Macron stava letteralmente aspettando che il cadavere passasse sul fiume. Già nel 2019, infatti, affermava che la Nato potesse finire in “morte cerebrale”. Allora c’era ancora l’amministrazione Trump, alla testa degli Usa, ma faceva un discorso più di lungo periodo: con i Repubblicani o con i Democratici, gli Usa sarebbero diventati comunque un alleato sempre meno affidabile per gli europei. Quindi proponeva di «rivedere quel che la Nato è oggi, alla luce dell’impegno degli Stati Uniti».

Comunque è curioso constatare come, per quattro anni, gli alleati europei degli Usa abbiano temuto che Trump demolisse la Nato. Sono bastati sette mesi di amministrazione Biden per assistere a una ritirata della missione dell’Alleanza dall’Afghanistan decisa in modo pressoché unilaterale dalla sua amministrazione democratica. Tony Blair, ex premier britannico che la guerra la iniziò, nel 2001, all’indomani dell’11 settembre, assieme a George W. Bush, lamenta che ormai l’Occidente manchi di una sua visione strategica di lungo periodo.

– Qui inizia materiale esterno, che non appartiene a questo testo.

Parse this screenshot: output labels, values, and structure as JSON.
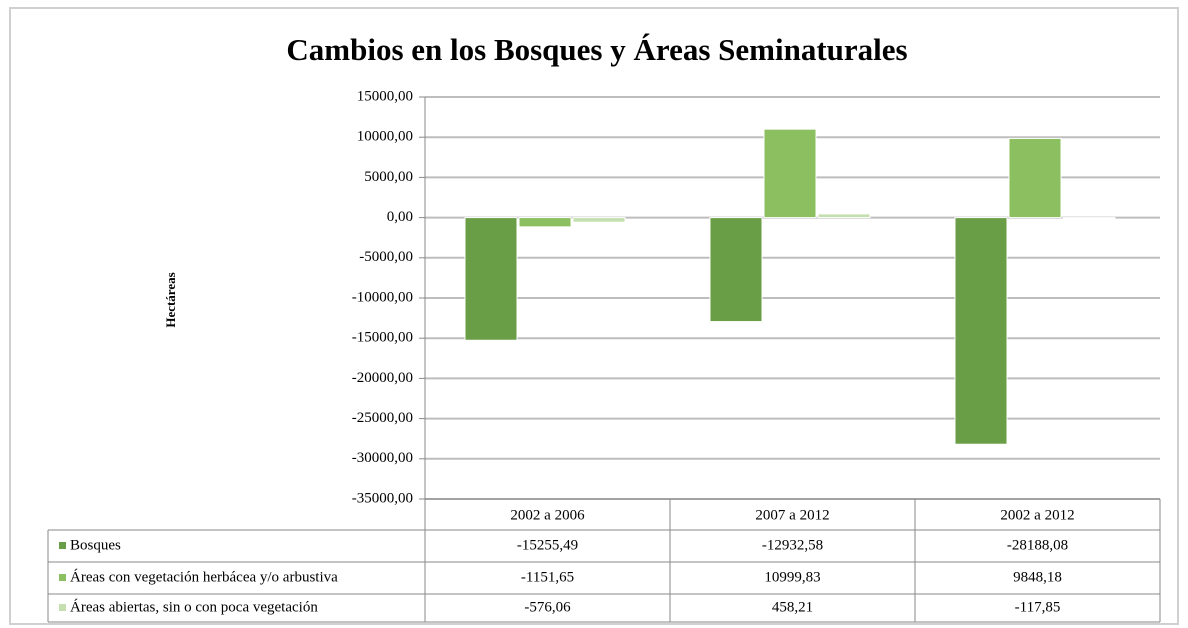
{
  "chart_data": {
    "type": "bar",
    "title": "Cambios en los Bosques y Áreas Seminaturales",
    "y_label": "Hectáreas",
    "categories": [
      "2002 a 2006",
      "2007 a 2012",
      "2002 a 2012"
    ],
    "series": [
      {
        "name": "Bosques",
        "color": "#6a9e46",
        "values": [
          -15255.49,
          -12932.58,
          -28188.08
        ],
        "value_labels": [
          "-15255,49",
          "-12932,58",
          "-28188,08"
        ]
      },
      {
        "name": "Áreas con vegetación herbácea y/o  arbustiva",
        "color": "#8cbf5f",
        "values": [
          -1151.65,
          10999.83,
          9848.18
        ],
        "value_labels": [
          "-1151,65",
          "10999,83",
          "9848,18"
        ]
      },
      {
        "name": "Áreas abiertas, sin o con poca vegetación",
        "color": "#c5dfb0",
        "values": [
          -576.06,
          458.21,
          -117.85
        ],
        "value_labels": [
          "-576,06",
          "458,21",
          "-117,85"
        ]
      }
    ],
    "ylim": [
      -35000,
      15000
    ],
    "yticks": [
      {
        "value": 15000,
        "label": "15000,00"
      },
      {
        "value": 10000,
        "label": "10000,00"
      },
      {
        "value": 5000,
        "label": "5000,00"
      },
      {
        "value": 0,
        "label": "0,00"
      },
      {
        "value": -5000,
        "label": "-5000,00"
      },
      {
        "value": -10000,
        "label": "-10000,00"
      },
      {
        "value": -15000,
        "label": "-15000,00"
      },
      {
        "value": -20000,
        "label": "-20000,00"
      },
      {
        "value": -25000,
        "label": "-25000,00"
      },
      {
        "value": -30000,
        "label": "-30000,00"
      },
      {
        "value": -35000,
        "label": "-35000,00"
      }
    ],
    "grid": true
  }
}
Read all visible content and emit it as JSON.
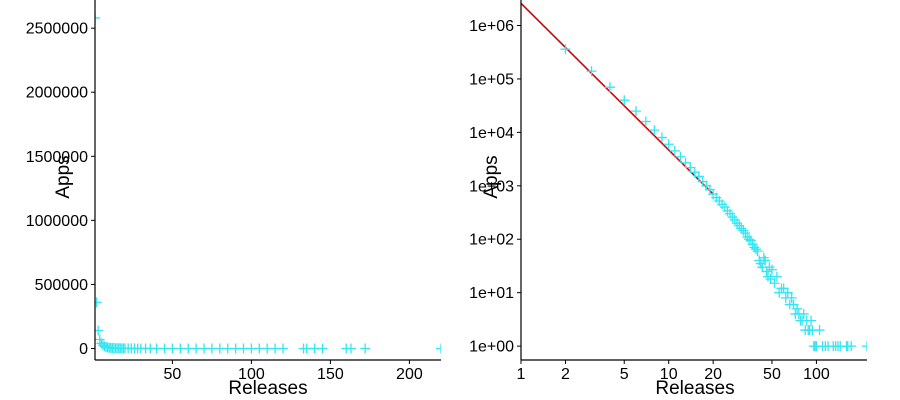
{
  "chart_data": [
    {
      "type": "scatter",
      "xlabel": "Releases",
      "ylabel": "Apps",
      "x_scale": "linear",
      "y_scale": "linear",
      "xlim": [
        1,
        220
      ],
      "ylim": [
        -90000,
        2720000
      ],
      "x_ticks": [
        50,
        100,
        150,
        200
      ],
      "x_tick_labels": [
        "50",
        "100",
        "150",
        "200"
      ],
      "y_ticks": [
        0,
        500000,
        1000000,
        1500000,
        2000000,
        2500000
      ],
      "y_tick_labels": [
        "0",
        "500000",
        "1000000",
        "1500000",
        "2000000",
        "2500000"
      ],
      "grid": false,
      "marker": "+",
      "marker_color": "#33e6f2",
      "series": [
        {
          "x": [
            1,
            2,
            3,
            4,
            5,
            6,
            7,
            8,
            9,
            10,
            11,
            12,
            13,
            14,
            15,
            16,
            17,
            18,
            19,
            20,
            22,
            24,
            26,
            28,
            30,
            33,
            36,
            40,
            45,
            50,
            55,
            60,
            65,
            70,
            75,
            80,
            85,
            90,
            95,
            100,
            105,
            110,
            115,
            120,
            133,
            135,
            140,
            145,
            160,
            163,
            172,
            220
          ],
          "y": [
            2580000,
            360000,
            140000,
            70000,
            40000,
            25000,
            16000,
            11000,
            8000,
            6000,
            4500,
            3500,
            2700,
            2200,
            1800,
            1500,
            1200,
            1000,
            850,
            700,
            520,
            400,
            300,
            230,
            180,
            130,
            95,
            60,
            40,
            27,
            18,
            12,
            8,
            6,
            4,
            3,
            3,
            2,
            2,
            1,
            1,
            1,
            1,
            1,
            1,
            1,
            1,
            1,
            1,
            1,
            1,
            1
          ]
        }
      ]
    },
    {
      "type": "scatter",
      "xlabel": "Releases",
      "ylabel": "Apps",
      "x_scale": "log",
      "y_scale": "log",
      "xlim": [
        1,
        220
      ],
      "ylim": [
        0.55,
        3000000
      ],
      "x_ticks": [
        1,
        2,
        5,
        10,
        20,
        50,
        100
      ],
      "x_tick_labels": [
        "1",
        "2",
        "5",
        "10",
        "20",
        "50",
        "100"
      ],
      "y_ticks": [
        1,
        10,
        100,
        1000,
        10000,
        100000,
        1000000
      ],
      "y_tick_labels": [
        "1e+00",
        "1e+01",
        "1e+02",
        "1e+03",
        "1e+04",
        "1e+05",
        "1e+06"
      ],
      "grid": false,
      "marker": "+",
      "marker_color": "#33e6f2",
      "series": [
        {
          "x": [
            2,
            3,
            4,
            5,
            6,
            7,
            8,
            9,
            10,
            11,
            12,
            13,
            14,
            15,
            16,
            17,
            18,
            19,
            20,
            21,
            22,
            23,
            24,
            25,
            26,
            27,
            28,
            29,
            30,
            31,
            32,
            33,
            34,
            35,
            36,
            37,
            38,
            39,
            40,
            41,
            42,
            43,
            44,
            45,
            46,
            47,
            48,
            49,
            50,
            52,
            54,
            56,
            58,
            60,
            62,
            64,
            66,
            68,
            70,
            72,
            74,
            76,
            78,
            80,
            82,
            84,
            86,
            88,
            90,
            92,
            94,
            96,
            98,
            100,
            105,
            110,
            115,
            120,
            130,
            135,
            140,
            145,
            160,
            163,
            172,
            220
          ],
          "y": [
            360000,
            140000,
            70000,
            40000,
            25000,
            16000,
            11000,
            8000,
            6000,
            4500,
            3500,
            2700,
            2200,
            1800,
            1500,
            1200,
            1000,
            850,
            700,
            600,
            520,
            450,
            400,
            340,
            300,
            260,
            230,
            200,
            180,
            160,
            145,
            130,
            110,
            100,
            95,
            80,
            70,
            65,
            60,
            40,
            35,
            30,
            45,
            40,
            25,
            20,
            30,
            18,
            27,
            15,
            20,
            10,
            12,
            12,
            8,
            10,
            6,
            8,
            6,
            4,
            5,
            4,
            3,
            3,
            4,
            2,
            3,
            2,
            2,
            3,
            2,
            1,
            1,
            1,
            2,
            1,
            1,
            1,
            1,
            1,
            1,
            1,
            1,
            1,
            1,
            1
          ]
        }
      ],
      "fit_line": {
        "color": "#dd0000",
        "x": [
          1,
          20
        ],
        "y": [
          2600000,
          700
        ]
      }
    }
  ]
}
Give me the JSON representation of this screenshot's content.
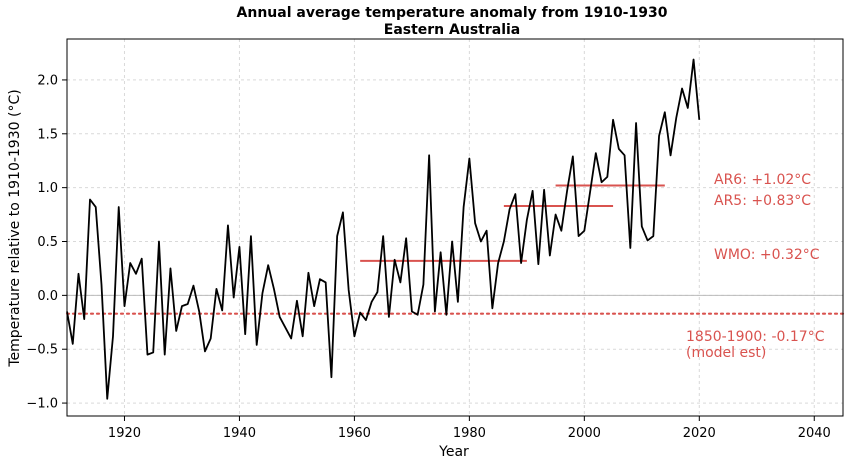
{
  "chart_data": {
    "type": "line",
    "title": "Annual average temperature anomaly from 1910-1930",
    "subtitle": "Eastern Australia",
    "xlabel": "Year",
    "ylabel": "Temperature relative to 1910-1930 (°C)",
    "xlim": [
      1910,
      2045
    ],
    "ylim": [
      -1.12,
      2.38
    ],
    "xticks": [
      1920,
      1940,
      1960,
      1980,
      2000,
      2020,
      2040
    ],
    "yticks": [
      -1.0,
      -0.5,
      0.0,
      0.5,
      1.0,
      1.5,
      2.0
    ],
    "grid": true,
    "colors": {
      "series": "#000000",
      "annotation": "#d9534f",
      "zero_line": "#bbbbbb",
      "grid": "#d9d9d9"
    },
    "series": [
      {
        "x": [
          1910,
          1911,
          1912,
          1913,
          1914,
          1915,
          1916,
          1917,
          1918,
          1919,
          1920,
          1921,
          1922,
          1923,
          1924,
          1925,
          1926,
          1927,
          1928,
          1929,
          1930,
          1931,
          1932,
          1933,
          1934,
          1935,
          1936,
          1937,
          1938,
          1939,
          1940,
          1941,
          1942,
          1943,
          1944,
          1945,
          1946,
          1947,
          1948,
          1949,
          1950,
          1951,
          1952,
          1953,
          1954,
          1955,
          1956,
          1957,
          1958,
          1959,
          1960,
          1961,
          1962,
          1963,
          1964,
          1965,
          1966,
          1967,
          1968,
          1969,
          1970,
          1971,
          1972,
          1973,
          1974,
          1975,
          1976,
          1977,
          1978,
          1979,
          1980,
          1981,
          1982,
          1983,
          1984,
          1985,
          1986,
          1987,
          1988,
          1989,
          1990,
          1991,
          1992,
          1993,
          1994,
          1995,
          1996,
          1997,
          1998,
          1999,
          2000,
          2001,
          2002,
          2003,
          2004,
          2005,
          2006,
          2007,
          2008,
          2009,
          2010,
          2011,
          2012,
          2013,
          2014,
          2015,
          2016,
          2017,
          2018,
          2019,
          2020
        ],
        "y": [
          -0.15,
          -0.45,
          0.2,
          -0.22,
          0.89,
          0.82,
          0.1,
          -0.96,
          -0.38,
          0.82,
          -0.1,
          0.3,
          0.2,
          0.34,
          -0.55,
          -0.53,
          0.5,
          -0.55,
          0.25,
          -0.33,
          -0.1,
          -0.08,
          0.09,
          -0.15,
          -0.52,
          -0.4,
          0.06,
          -0.14,
          0.65,
          -0.02,
          0.45,
          -0.36,
          0.55,
          -0.46,
          0.02,
          0.28,
          0.06,
          -0.2,
          -0.3,
          -0.4,
          -0.05,
          -0.38,
          0.21,
          -0.1,
          0.15,
          0.12,
          -0.76,
          0.55,
          0.77,
          0.05,
          -0.38,
          -0.16,
          -0.23,
          -0.06,
          0.03,
          0.55,
          -0.2,
          0.33,
          0.12,
          0.53,
          -0.15,
          -0.18,
          0.1,
          1.3,
          -0.15,
          0.4,
          -0.18,
          0.5,
          -0.06,
          0.82,
          1.27,
          0.67,
          0.5,
          0.6,
          -0.12,
          0.3,
          0.5,
          0.8,
          0.94,
          0.3,
          0.7,
          0.97,
          0.29,
          0.98,
          0.37,
          0.75,
          0.6,
          0.97,
          1.29,
          0.55,
          0.6,
          0.96,
          1.32,
          1.05,
          1.1,
          1.63,
          1.36,
          1.3,
          0.44,
          1.6,
          0.64,
          0.51,
          0.55,
          1.48,
          1.7,
          1.3,
          1.65,
          1.92,
          1.74,
          2.19,
          1.63
        ]
      }
    ],
    "reference_lines": [
      {
        "label": "WMO: +0.32°C",
        "value": 0.32,
        "x_start": 1961,
        "x_end": 1990,
        "style": "solid"
      },
      {
        "label": "AR5: +0.83°C",
        "value": 0.83,
        "x_start": 1986,
        "x_end": 2005,
        "style": "solid"
      },
      {
        "label": "AR6: +1.02°C",
        "value": 1.02,
        "x_start": 1995,
        "x_end": 2014,
        "style": "solid"
      },
      {
        "label": "1850-1900: -0.17°C",
        "label_line2": "(model est)",
        "value": -0.17,
        "x_start": 1910,
        "x_end": 2045,
        "style": "dotted"
      }
    ]
  }
}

«I politici occidentali non riescono nemmeno ad accettare di chiamarlo “islam radicale” – scrive l’ex premier britannico sul sito della sua fondazione (in lingua italiana lo potete trovare qui) - Preferiamo identificarlo come un insieme di sfide sconnesse, ciascuna da affrontare in sede separata. Se l’avessimo definita una sfida strategica, e l’avessimo vista nel suo insieme e non frazionata in parti, non avremmo mai preso la decisione di ritirarci dall’Afghanistan. Il nostro pensiero è impostato male in rapporto all’Islam radicale. Il comunismo rivoluzionario lo abbiamo riconosciuto come una minaccia di natura strategica, che ci ha richiesto di affrontarlo sia ideologicamente che con misure di sicurezza. Durò più di 70 anni. Per tutto quel tempo, non ci saremmo mai sognati di dire: “Beh, ce ne siamo occupati da molto tempo, dovremmo semplicemente arrenderci”». «Questo è ciò che dobbiamo decidere ora a proposito l’Islam radicale. È una minaccia strategica? – si chiede Blair - Se è così, come si uniscono coloro che vi si oppongono, anche all’interno dell’Islam, per sconfiggerlo?».